The simple truth is that the founders of a business will, by definition, shape the culture and the values. Birds of a feather fly together is the analogy I use. The other point being that it is perhaps only in times of stress that the defining values become evident.
3 months before the greatest recession for 70 years Everyman Legal was born. We had grown a team of lawyers who had been forced or had chosen to make a career move in times of pressure.
Over the years helping clients I have come to learn that people fall out either when things going badly or when things are going well; fear and greed are the two greater motivators.
The stress within a growing business in response to customer demand is quite different (and more intense) than the stress of trying to find work to keep busy whilst living off savings.
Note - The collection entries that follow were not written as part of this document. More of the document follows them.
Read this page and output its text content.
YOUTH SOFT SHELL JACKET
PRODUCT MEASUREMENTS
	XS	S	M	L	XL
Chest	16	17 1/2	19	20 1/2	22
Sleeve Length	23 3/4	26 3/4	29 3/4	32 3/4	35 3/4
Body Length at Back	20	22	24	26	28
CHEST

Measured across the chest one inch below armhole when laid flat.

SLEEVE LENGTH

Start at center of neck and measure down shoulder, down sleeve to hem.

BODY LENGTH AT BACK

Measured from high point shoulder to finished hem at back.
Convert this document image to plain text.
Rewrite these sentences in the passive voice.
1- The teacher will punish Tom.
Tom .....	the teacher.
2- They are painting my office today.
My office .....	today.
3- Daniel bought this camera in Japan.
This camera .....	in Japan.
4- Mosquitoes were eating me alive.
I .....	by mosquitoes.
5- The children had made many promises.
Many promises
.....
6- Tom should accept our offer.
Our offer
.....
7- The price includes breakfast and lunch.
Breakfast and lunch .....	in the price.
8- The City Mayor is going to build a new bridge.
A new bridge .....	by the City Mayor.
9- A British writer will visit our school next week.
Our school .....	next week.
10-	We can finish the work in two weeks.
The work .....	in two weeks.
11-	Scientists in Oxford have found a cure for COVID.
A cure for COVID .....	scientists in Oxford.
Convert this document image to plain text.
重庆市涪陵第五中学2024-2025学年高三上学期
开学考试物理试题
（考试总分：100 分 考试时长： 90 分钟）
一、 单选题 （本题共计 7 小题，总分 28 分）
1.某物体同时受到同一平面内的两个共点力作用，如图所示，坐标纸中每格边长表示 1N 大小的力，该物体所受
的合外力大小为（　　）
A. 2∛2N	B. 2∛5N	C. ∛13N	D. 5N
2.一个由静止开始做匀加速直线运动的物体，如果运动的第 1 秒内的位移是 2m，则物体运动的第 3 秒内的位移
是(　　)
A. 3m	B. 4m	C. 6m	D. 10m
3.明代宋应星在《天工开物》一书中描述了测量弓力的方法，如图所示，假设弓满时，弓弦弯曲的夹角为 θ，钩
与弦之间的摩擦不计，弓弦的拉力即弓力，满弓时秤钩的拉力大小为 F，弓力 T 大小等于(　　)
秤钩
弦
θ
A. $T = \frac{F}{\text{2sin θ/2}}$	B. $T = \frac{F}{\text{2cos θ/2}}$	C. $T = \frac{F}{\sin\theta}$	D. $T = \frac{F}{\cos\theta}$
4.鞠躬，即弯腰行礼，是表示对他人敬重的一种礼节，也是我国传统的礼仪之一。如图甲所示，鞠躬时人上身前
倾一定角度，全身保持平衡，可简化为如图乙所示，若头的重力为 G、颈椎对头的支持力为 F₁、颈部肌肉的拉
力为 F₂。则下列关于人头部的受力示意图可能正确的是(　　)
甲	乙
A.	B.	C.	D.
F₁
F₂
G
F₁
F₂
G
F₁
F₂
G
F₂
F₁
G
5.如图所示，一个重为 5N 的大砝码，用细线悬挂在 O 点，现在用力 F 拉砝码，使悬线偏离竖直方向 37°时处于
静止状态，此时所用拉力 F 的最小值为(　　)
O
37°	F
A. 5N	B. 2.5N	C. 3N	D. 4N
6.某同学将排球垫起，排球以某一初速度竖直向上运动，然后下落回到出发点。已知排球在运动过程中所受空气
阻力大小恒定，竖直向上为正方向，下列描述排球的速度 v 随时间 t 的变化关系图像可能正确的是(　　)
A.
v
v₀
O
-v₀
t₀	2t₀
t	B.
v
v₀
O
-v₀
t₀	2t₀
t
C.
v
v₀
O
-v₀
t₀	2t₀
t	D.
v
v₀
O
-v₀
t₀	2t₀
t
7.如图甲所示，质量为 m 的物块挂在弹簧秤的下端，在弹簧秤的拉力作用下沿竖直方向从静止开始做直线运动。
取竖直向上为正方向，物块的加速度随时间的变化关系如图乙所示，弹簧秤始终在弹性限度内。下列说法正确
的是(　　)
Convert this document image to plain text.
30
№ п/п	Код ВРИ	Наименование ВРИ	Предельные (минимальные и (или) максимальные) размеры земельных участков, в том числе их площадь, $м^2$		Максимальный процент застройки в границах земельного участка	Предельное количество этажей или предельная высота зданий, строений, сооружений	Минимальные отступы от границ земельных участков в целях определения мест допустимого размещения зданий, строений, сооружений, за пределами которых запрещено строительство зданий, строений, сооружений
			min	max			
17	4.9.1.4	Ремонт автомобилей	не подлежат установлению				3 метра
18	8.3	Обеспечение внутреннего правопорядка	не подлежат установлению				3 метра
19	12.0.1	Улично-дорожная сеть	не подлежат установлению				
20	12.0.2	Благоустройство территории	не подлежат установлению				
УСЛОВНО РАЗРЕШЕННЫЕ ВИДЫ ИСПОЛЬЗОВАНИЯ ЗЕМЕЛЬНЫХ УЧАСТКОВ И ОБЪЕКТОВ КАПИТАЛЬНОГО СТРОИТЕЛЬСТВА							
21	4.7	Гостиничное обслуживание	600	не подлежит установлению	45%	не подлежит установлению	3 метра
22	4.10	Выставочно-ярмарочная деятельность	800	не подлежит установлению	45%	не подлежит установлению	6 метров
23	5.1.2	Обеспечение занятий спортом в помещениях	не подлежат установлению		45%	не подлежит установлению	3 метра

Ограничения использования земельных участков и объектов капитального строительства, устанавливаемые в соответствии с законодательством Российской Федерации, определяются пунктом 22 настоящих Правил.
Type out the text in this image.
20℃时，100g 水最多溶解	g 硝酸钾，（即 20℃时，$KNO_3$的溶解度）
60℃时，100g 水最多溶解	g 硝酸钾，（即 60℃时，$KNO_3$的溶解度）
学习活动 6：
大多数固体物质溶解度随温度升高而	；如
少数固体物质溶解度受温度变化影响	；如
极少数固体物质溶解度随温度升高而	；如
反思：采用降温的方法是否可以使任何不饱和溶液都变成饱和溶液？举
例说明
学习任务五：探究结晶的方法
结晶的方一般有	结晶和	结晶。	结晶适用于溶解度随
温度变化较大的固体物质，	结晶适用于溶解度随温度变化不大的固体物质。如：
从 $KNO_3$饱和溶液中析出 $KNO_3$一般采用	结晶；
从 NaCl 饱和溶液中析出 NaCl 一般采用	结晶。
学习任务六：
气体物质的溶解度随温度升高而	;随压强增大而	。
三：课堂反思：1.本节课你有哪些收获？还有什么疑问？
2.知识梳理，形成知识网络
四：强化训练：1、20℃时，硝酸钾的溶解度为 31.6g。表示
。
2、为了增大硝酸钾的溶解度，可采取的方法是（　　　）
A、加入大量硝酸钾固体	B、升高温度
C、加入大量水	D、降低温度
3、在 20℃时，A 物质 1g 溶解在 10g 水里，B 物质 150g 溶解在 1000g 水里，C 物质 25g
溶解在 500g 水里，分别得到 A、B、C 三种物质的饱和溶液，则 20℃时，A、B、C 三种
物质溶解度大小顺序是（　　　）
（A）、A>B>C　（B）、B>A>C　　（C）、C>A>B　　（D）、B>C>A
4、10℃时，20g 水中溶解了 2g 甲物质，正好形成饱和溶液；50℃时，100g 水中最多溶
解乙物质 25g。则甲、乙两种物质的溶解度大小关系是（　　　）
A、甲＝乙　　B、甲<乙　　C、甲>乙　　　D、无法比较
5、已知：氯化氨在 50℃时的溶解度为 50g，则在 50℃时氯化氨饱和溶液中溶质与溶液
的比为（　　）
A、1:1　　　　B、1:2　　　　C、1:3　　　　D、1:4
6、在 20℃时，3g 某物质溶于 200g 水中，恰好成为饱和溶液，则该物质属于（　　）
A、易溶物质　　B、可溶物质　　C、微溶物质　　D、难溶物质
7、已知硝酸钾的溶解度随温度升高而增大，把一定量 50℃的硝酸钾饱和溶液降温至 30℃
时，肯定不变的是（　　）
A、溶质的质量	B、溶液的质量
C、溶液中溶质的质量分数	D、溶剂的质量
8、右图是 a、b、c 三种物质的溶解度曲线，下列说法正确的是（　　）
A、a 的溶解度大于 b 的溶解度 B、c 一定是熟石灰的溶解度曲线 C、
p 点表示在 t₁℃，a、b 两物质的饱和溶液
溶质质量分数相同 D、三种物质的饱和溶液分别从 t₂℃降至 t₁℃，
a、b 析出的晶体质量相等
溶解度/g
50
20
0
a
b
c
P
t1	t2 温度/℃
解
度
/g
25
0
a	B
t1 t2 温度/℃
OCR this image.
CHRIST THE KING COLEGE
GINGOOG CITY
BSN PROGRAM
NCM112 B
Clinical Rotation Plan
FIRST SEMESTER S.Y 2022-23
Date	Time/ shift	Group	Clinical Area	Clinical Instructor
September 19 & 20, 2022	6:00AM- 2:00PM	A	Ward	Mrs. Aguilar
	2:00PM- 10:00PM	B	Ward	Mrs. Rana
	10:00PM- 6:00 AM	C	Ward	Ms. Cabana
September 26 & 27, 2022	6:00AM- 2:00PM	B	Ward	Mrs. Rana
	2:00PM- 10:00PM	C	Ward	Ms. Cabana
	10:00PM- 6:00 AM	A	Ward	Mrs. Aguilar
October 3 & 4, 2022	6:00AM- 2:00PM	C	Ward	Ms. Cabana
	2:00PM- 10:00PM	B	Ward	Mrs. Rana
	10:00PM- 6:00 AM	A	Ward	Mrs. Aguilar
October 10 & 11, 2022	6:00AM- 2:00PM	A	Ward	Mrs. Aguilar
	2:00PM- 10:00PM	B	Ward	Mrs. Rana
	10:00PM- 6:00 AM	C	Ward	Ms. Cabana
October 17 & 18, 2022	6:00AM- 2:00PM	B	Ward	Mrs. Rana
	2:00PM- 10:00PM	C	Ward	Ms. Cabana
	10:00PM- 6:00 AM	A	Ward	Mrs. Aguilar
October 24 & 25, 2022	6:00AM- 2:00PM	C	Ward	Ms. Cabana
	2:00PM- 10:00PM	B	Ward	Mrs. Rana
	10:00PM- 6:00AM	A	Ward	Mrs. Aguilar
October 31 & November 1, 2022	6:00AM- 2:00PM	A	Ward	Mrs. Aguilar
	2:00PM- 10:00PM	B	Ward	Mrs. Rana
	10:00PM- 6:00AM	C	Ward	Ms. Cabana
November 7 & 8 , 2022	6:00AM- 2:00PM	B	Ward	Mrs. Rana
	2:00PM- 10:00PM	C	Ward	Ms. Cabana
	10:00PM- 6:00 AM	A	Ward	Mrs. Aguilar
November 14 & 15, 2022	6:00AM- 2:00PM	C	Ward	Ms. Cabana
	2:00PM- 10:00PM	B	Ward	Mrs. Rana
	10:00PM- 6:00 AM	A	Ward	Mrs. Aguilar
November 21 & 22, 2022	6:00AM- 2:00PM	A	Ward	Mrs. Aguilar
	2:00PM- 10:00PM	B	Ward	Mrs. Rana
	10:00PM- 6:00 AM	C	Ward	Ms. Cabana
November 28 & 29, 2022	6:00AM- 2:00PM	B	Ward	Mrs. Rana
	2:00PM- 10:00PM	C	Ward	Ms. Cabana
For our business those stresses surfaced as the country moved out of the recession and we found ourselves embracing the challenges of a busy office. It had been all too easy to end up doing the wrong work for the wrong people at the wrong price. Underlying all of this is the need for a law firm to maintain (expensive!) professional indemnity insurance and to operate in a highly regulated environment.
Happily for me as the storm clouds of discontent began to grow I had the great fortune to meet Rod Willis of Assentire Limited. Rod had a first career running the European sales team of a large US technology company. His new passion was behavioural change and leadership.
For business owners facing the challenge of succession planning these are the nettles that must be grasped. In 2014 I found my own need to embrace the new and unfamiliar concepts that Rod taught.
Beginning that year the process of rebuilding our team of lawyers began. To do that we first had to be very clear on the values that were important to us (me in reality). We chose four values: empathy, honesty, courage and community.
Using an online profiling tool called VBIM (values based indicator of motivation) we are able to measure prospective lawyers’ values. Three years on from my annus horibilis we have said goodbye to home-based solicitors and welcomed 3 new lawyers in Witney.
The cultural foundations of our business are now understood and defined. We can measure those values. We can also help our business owner clients understand their own culture and values before they start growing their team on their succession planning journey.